Pour tester la relation entre transition religieuse et vote au deuxième tour de l’élection présidentielle de 2018, le graphique ci-après présente le rapport entre le ratio des taux de vote valides dans Bolsonaro et Haddad (RBH) et le ratio entre le nombre d’évangéliques et le nombre de catholiques (REC), pour tous les Etats de la République fédérale du Brésil, selon les données du recensement démographique de 2010 (qui sont les dernières données disponibles de l’IBGE – Institut brésilien de géographie et de statistique). Autrement dit, le tableau teste si l’avance évangélique dans les Etats [liste des Etats avec leur acronyme] est corrélée à une plus grande proportion de votes pour Bolsonaro et si la plus grande présence catholique est corrélée à une plus grande proportion de voix en faveur d’Haddad.
Comme le montre la courbe exponentielle rouge du graphique, il existe une relation positive entre l’avancée de la transition religieuse et le vote de Jair Bolsonaro (avec un R2 de 52%).

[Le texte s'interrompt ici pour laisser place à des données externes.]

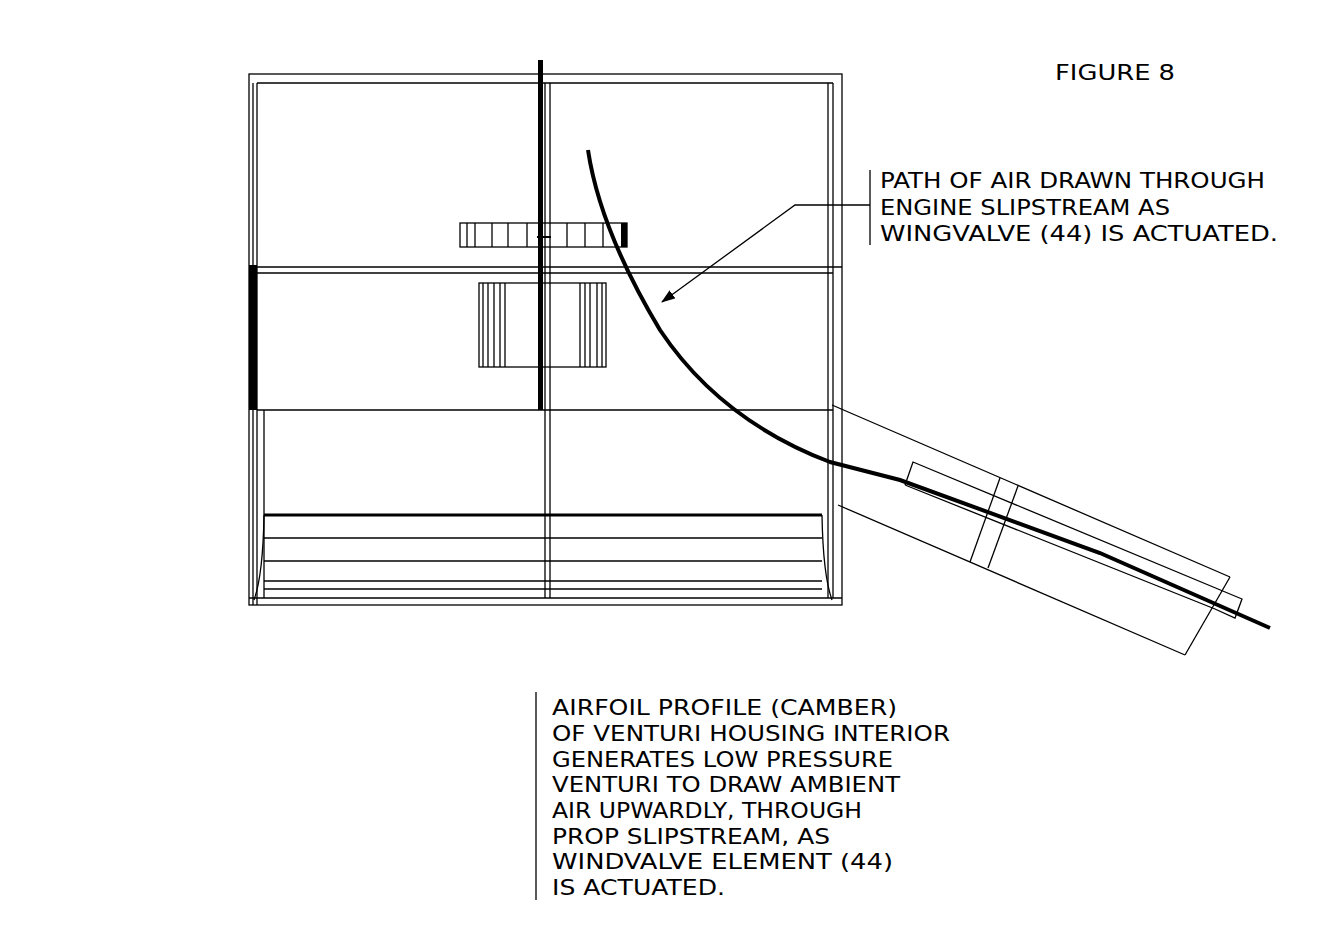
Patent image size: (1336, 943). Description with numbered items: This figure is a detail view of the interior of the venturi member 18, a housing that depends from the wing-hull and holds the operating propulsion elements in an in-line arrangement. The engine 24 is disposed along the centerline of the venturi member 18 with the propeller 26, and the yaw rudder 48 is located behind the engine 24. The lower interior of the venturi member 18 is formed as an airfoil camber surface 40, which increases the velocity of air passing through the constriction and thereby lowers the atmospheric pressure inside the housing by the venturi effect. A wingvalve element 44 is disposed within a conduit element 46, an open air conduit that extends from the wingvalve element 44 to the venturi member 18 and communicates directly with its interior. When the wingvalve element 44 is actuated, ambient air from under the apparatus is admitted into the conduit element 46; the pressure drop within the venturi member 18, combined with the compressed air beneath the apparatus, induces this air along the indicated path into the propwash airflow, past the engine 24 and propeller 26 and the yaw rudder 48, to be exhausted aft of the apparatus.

De toute évidence, la variable religion n’est pas la seule à expliquer le résultat électoral de 2018, mais elle avait un poids fondamental.
On peut noter sur le graphique que les quatre Etats [5] les plus avancés de la transition religieuse (Rondônia, Roraima, Acre et Rio de Janeiro) ont donné une victoire retentissante au candidat du Parti social-libéral. Les Etats du Nordeste (qui ont la plus faible proportion d’évangéliques) ont donné une victoire significative au candidat PT. Le petit Etat du Piauí, qui a le plus faible REC (catholiques), est celui qui a donné la plus grande proportion de voix à Haddad (RBH pourtant inférieur). Mais comme la religion n’explique pas tout, le cas de Santa Catarina montre que la deuxième plus forte proportion de votes pour Bolsonaro (taux élevé de RBH) s’est produite dans un Etat où la présence évangélique est faible (faible ratio de catholiques – REC).
Jair Bolsonaro lors du culte dans le temple de l’Assemblée de Dieu (Asemmbleia de Deus), avec le pasteur très connu : Silas Malafaia
En bref, le vote évangélique a été décisif lors de l’élection présidentielle de 2 018. En raison de l’égalité distributive du vote au sein de la population catholique, la grande victoire de Bolsonaro parmi les évangéliques (plus de 11 millions de voix) a été suffisante pour assurer un avantage d’un peu moins de 11 millions de voix (les 10,76 mentionnés) lors du deuxième tour du 28 octobre.
L’avancée des évangéliques dans la société est un processus connu. L’avancée des évangéliques en politique (comme dans le Front parlementaire évangélique) est également un processus connu. Ce qui pourrait être considéré comme une surprise, c’est l’anticipation de l’arrivée des évangéliques au palais présidentiel (Planalto) et l’ampleur de la victoire en 2018. Les évangéliques sont sans aucun doute devenus une force politique décisive.
Il reste à voir si cela deviendra soit un vecteur d’avancée de l’entreprenariat et de réduction de la pauvreté (comme le prêche « la théologie de la prospérité » des évangéliques), soit un vecteur de conservatisme comportemental et de restriction des libertés démocratiques, comme le confirme l’orientation du capitaine Jair Messias Bolsonaro.
Le monde fonctionne par « cycles ». Le cycle actuel, du moins à court et à moyen terme, tend à favoriser l’influence évangélique au Brésil.